Para mí, la Plaza de América es algo más que una localización de Vigo; más que el sitio donde el Celta celebra sus alegrías, cada vez más escasas y cada vez menos probables, y más que un centro neurálgico que funciona como epicentro de uno de los "centros" de la ciudad.
La Plaza de América es donde vivía mi abuela Amparo. Concretamente en el cuarto piso del número 188, sin ascensor y de renta antigua. Las escaleras, de madera añeja, se habían convertido en un imposible para ella en los últimos años, y en un Everest para nosotros cuando íbamos a visitarla.
Llevaba toda la vida en Vigo, aunque había nacido en Valladolid y vivido en Madrid. Esa fue nuestra conexión durante mis años de exilio. "¿Cómo está mi Madrid?", me preguntaba con acento castellano cuando nos veíamos. Su Madrid era, concretamente, la zona del Retiro, donde estaba el piso familiar y en el que, me contaba, luchaban contra el calor colgando sábanas mojadas en el pasillo que recorrían todas las hermanas.
A veces, me sonaba el teléfono y en la pantalla aparecía un 986. Nunca guardé su número, no me hacía falta, lo tenía grabado en mi memoria desde siempre. "¿Qué ha pasado hoy con el Celta?", me preguntaba casi sin darme tiempo a saludar.
Me llamaba porque veía movimiento en la Plaza de América, a la que daba el balcón de ese cuarto piso sin ascensor y a la que se asomaba siempre para ver cómo respiraba su barrio desde las alturas. Pasaban los Vitrasa, alguna manifestación o el trajín del ir y venir de los vecinos, poco más. Pero aquello le daba aire, le decía que la ciudad estaba viva y la acompañaba en esa soledad forzada en la que mi abuelo la había dejado hace ahora 31 años.
A veces no pasaba nada; otras, era el reguero de regreso desde Balaídos, del que formé yo parte en cientos de ocasiones. Volvía caminando y subía los cuatro pisos a pie para encontrarme con mi madre para volver a casa. Cuando aún vivía mi abuelo, que nunca vibró con el fútbol, me preguntaba por cómo había quedado el Deportivo, como si la desgracia del rival pudiese adormecer la derrota propia. Era, claro, aquel Celta más hecho a empatar o a ganar de milagro que el posterior de Víctor Fernández.

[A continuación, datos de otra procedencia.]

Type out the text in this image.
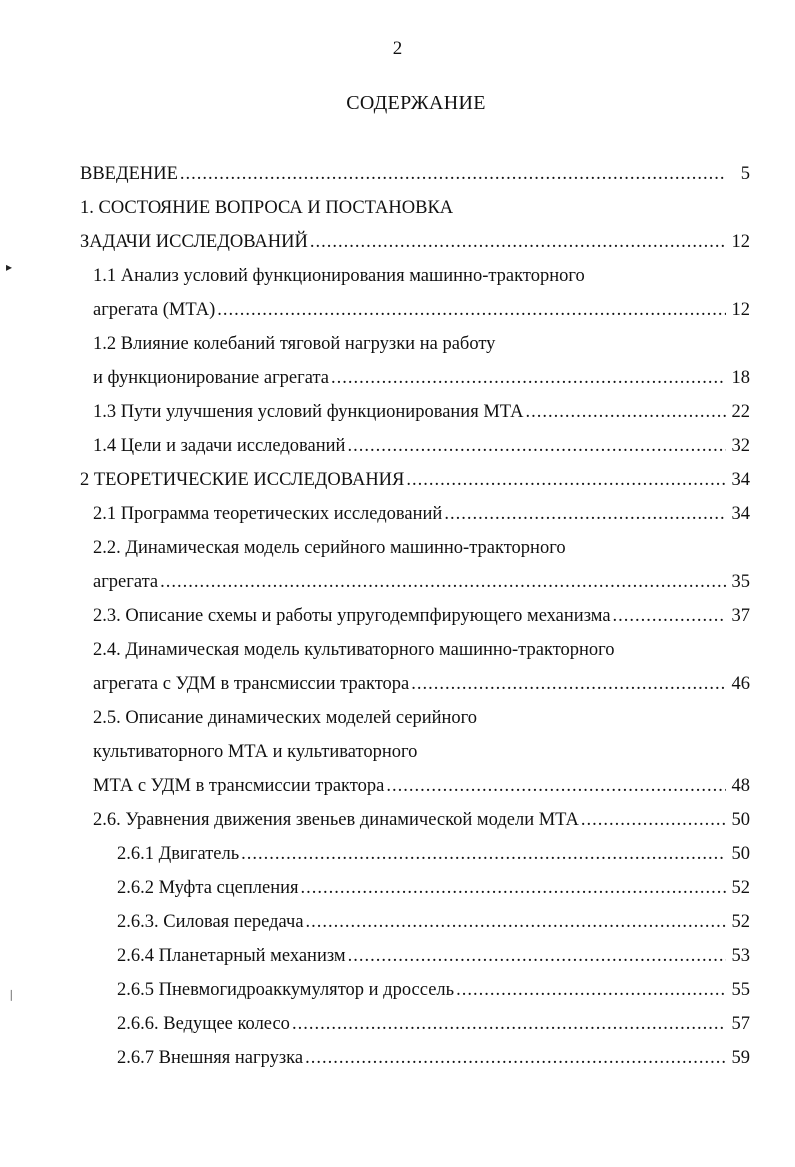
2
СОДЕРЖАНИЕ
ВВЕДЕНИЕ .....	5
1. СОСТОЯНИЕ ВОПРОСА И ПОСТАНОВКА
ЗАДАЧИ ИССЛЕДОВАНИЙ .....	12
1.1 Анализ условий функционирования машинно-тракторного
агрегата (МТА) .....	12
1.2 Влияние колебаний тяговой нагрузки на работу
и функционирование агрегата .....	18
1.3 Пути улучшения условий функционирования МТА .....	22
1.4 Цели и задачи исследований .....	32
2 ТЕОРЕТИЧЕСКИЕ ИССЛЕДОВАНИЯ .....	34
2.1 Программа теоретических исследований .....	34
2.2. Динамическая модель серийного машинно-тракторного
агрегата .....	35
2.3. Описание схемы и работы упругодемпфирующего механизма .....	37
2.4. Динамическая модель культиваторного машинно-тракторного
агрегата с УДМ в трансмиссии трактора .....	46
2.5. Описание динамических моделей серийного
культиваторного МТА и культиваторного
МТА с УДМ в трансмиссии трактора .....	48
2.6. Уравнения движения звеньев динамической модели МТА .....	50
2.6.1 Двигатель .....	50
2.6.2 Муфта сцепления .....	52
2.6.3. Силовая передача .....	52
2.6.4 Планетарный механизм .....	53
2.6.5 Пневмогидроаккумулятор и дроссель .....	55
2.6.6. Ведущее колесо .....	57
2.6.7 Внешняя нагрузка .....	59
▸
│
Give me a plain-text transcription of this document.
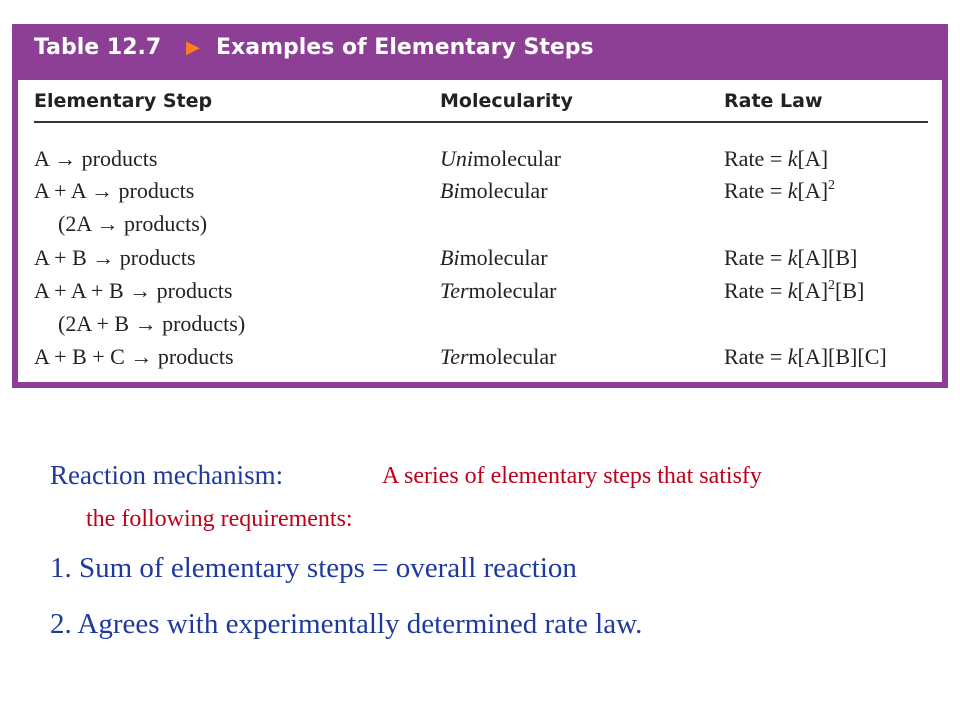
Table 12.7 ▶ Examples of Elementary Steps
Elementary Step	Molecularity	Rate Law
A → products	Unimolecular	Rate = k[A]
A + A → products	Bimolecular	Rate = $k[A]^2$
(2A → products)
A + B → products	Bimolecular	Rate = k[A][B]
A + A + B → products	Termolecular	Rate = $k[A]^2[B]$
(2A + B → products)
A + B + C → products	Termolecular	Rate = k[A][B][C]
Reaction mechanism:	A series of elementary steps that satisfy
the following requirements:
1. Sum of elementary steps = overall reaction
2. Agrees with experimentally determined rate law.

"El Celta ha empatado, gol de Gudelj", comentaba yo. "Ya, ¿y el Deportivo?", repetía expectante mi abuelo, de pelo frondoso y rizo, bigote y unas patillas que siempre envidié. "Ganaron", respondía. Su reacción era un chasquido con la boca, signo de fastidio.
Después del partido de Copa contra la Real Sociedad, con el pesimismo y la decepción en el cuerpo y después de alargar la salida del campo, volví andando a casa. Era una misión casi más imposible que subir los cuatro pisos sin ascensor del 188 de Gran Vía; ahora vivo en la otra punta de la ciudad, en donde García Barbón casi pierde su nombre.
Como uno más de la serpiente celeste que hace camino de vuelta a sus casas al final de los partidos, llegué a la Plaza de América. En el cruce de Gran Vía, alcé la vista hacia el cuarto piso del 188, ahora con las luces apagadas. Nadie se asomaba al balcón. El teléfono no sonó. Sólo se oía el motor de los coches y las motos, y de esos taxis que no eran para mí.
"Hoy el Celta ha perdido", dije entre dientes. "No hemos jugado a nada. Dile al abuelo que el Deportivo ganó el finde".